Non che adesso che ho la CIDP sia meno da prendere a sberle. Più o meno simpaticamente c’è sicuramente qualcuno che lo farebbe volentieri anche oggi. E tra i badanti me ne vengono in mente alcuni che lo farebbero ben poco simpaticamente.
Certo è che se oggi mi incontrassi da bambino dovrei trattenermi dallo scaldarmi le mani sulle mie guance a suon di schiaffetti. Frignone, fifone, bugiardo, vigliacco della risma più viscida. Ero il tipo di bambino che ne combinava una, ben cosciente di quello che stava facendo, ne dava la colpa agli altri, spesso ad Alessandro, mio fratello minore di tre anni, per poi mettermi a piangere quando venivo regolarmente scoperto.
Mi torna in mente un episodio significativo. Avrò avuto sette o otto anni. Abitavamo in Libia, a Benghasi. La mia famiglia e quella di Sami vivevano in simbiosi. Sami era il mio “miglior amico”. Leila lo era di mia sorella Marta, Anwar di Alessandro. Sami era il mio miglior amico, ma il mio era un sentimento di amore-odio. Devo ammettere che lo invidiavo. Era il mio contrario. Comunque. In quei giorni ce l’avevo con lui. Non mi ricordo il motivo, ma quella volta l’avrebbe pagata. Ed ero sicuro di farcela. Eccome se ne ero sicuro. Aveva il braccio ingessato. Ebbene. Tutte le mattine veniva a casa mia a giocare. Quella mattina lo aspettai seduto sul muretto. Arrivò. “Ciao Ricky”. Saltai giù dal muro di fronte a lui. “Adesso ti picchio” dissi. Tranquillo, Sami alzò il braccio rotto e mi diede una gessata in testa. Mi allontanai piangendo… “mammaaaa… Sami mi ha fatto male”.

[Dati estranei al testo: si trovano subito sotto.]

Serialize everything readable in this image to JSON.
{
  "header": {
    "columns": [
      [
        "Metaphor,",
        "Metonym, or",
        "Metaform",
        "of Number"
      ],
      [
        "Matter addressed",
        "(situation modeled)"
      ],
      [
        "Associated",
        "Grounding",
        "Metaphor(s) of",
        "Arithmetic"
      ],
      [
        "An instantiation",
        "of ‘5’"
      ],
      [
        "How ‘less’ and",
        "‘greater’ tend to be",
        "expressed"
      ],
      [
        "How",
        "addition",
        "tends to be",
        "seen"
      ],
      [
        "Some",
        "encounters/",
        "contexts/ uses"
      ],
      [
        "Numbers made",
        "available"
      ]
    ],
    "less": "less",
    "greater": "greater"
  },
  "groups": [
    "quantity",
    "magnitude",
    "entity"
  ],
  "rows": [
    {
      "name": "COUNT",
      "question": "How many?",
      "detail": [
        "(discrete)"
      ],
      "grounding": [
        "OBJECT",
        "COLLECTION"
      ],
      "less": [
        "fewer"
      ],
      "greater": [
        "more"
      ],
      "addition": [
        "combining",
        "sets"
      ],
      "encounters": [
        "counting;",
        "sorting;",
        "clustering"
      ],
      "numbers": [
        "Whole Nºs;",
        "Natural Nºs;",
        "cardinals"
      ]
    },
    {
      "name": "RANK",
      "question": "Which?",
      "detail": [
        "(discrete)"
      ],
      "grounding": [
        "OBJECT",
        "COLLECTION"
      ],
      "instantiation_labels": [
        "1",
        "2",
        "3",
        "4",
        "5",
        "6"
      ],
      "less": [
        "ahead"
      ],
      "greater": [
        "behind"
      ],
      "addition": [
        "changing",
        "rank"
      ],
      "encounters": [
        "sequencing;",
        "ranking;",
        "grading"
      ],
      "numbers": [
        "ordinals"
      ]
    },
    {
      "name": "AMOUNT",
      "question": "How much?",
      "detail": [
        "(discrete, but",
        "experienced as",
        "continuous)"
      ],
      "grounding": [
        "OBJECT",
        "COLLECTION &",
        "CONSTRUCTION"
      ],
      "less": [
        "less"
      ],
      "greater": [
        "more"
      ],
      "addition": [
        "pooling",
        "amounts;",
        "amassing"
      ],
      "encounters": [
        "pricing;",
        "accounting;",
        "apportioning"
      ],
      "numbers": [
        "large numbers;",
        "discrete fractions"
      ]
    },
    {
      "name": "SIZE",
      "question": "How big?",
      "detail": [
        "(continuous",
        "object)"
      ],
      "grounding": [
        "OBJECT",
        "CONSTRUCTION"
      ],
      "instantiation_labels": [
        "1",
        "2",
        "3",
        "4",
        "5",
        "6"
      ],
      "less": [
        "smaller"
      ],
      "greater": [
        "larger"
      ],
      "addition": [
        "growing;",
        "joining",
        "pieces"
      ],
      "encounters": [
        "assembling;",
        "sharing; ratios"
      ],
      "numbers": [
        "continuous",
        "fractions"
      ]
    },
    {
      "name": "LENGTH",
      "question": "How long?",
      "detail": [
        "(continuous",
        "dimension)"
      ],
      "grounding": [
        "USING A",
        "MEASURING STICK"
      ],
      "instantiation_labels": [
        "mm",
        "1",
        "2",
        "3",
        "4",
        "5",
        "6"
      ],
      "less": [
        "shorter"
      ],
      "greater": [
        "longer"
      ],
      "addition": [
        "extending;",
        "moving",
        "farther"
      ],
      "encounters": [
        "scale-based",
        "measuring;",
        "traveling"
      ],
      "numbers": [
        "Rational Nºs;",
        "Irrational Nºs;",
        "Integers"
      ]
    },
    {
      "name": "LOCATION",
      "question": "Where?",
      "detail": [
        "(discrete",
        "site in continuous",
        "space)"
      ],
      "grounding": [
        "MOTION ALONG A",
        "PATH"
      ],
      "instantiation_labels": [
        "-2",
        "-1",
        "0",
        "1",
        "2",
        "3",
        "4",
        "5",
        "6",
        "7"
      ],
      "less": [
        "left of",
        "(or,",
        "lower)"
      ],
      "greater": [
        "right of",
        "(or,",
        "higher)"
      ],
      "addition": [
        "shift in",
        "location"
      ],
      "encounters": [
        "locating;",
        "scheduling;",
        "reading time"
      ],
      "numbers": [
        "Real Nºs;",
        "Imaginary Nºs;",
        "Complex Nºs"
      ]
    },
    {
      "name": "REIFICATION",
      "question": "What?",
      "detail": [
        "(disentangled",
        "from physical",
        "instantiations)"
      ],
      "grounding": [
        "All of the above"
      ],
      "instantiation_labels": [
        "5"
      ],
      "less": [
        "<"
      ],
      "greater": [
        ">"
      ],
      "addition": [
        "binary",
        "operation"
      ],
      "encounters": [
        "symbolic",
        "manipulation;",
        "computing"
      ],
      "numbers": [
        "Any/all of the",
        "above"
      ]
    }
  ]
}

Chissà come sarei cresciuto? Chissà come avrei affrontato la malattia se non avessi incontrato il Judo?
Quando ho scritto che ero super allenato Rodolfo mi ha chiesto che sport avessi praticato. La sua ipotesi è che lo sport (corsa, pesi, sci e windsurf) mi abbiano dato la forza di affrontare la malattia. Ci ho pensato. È merito del Judo. Rodolfo, grazie per lo spunto di riflessione che mi fatto aprire il filone PRIMA DELLA CIDP.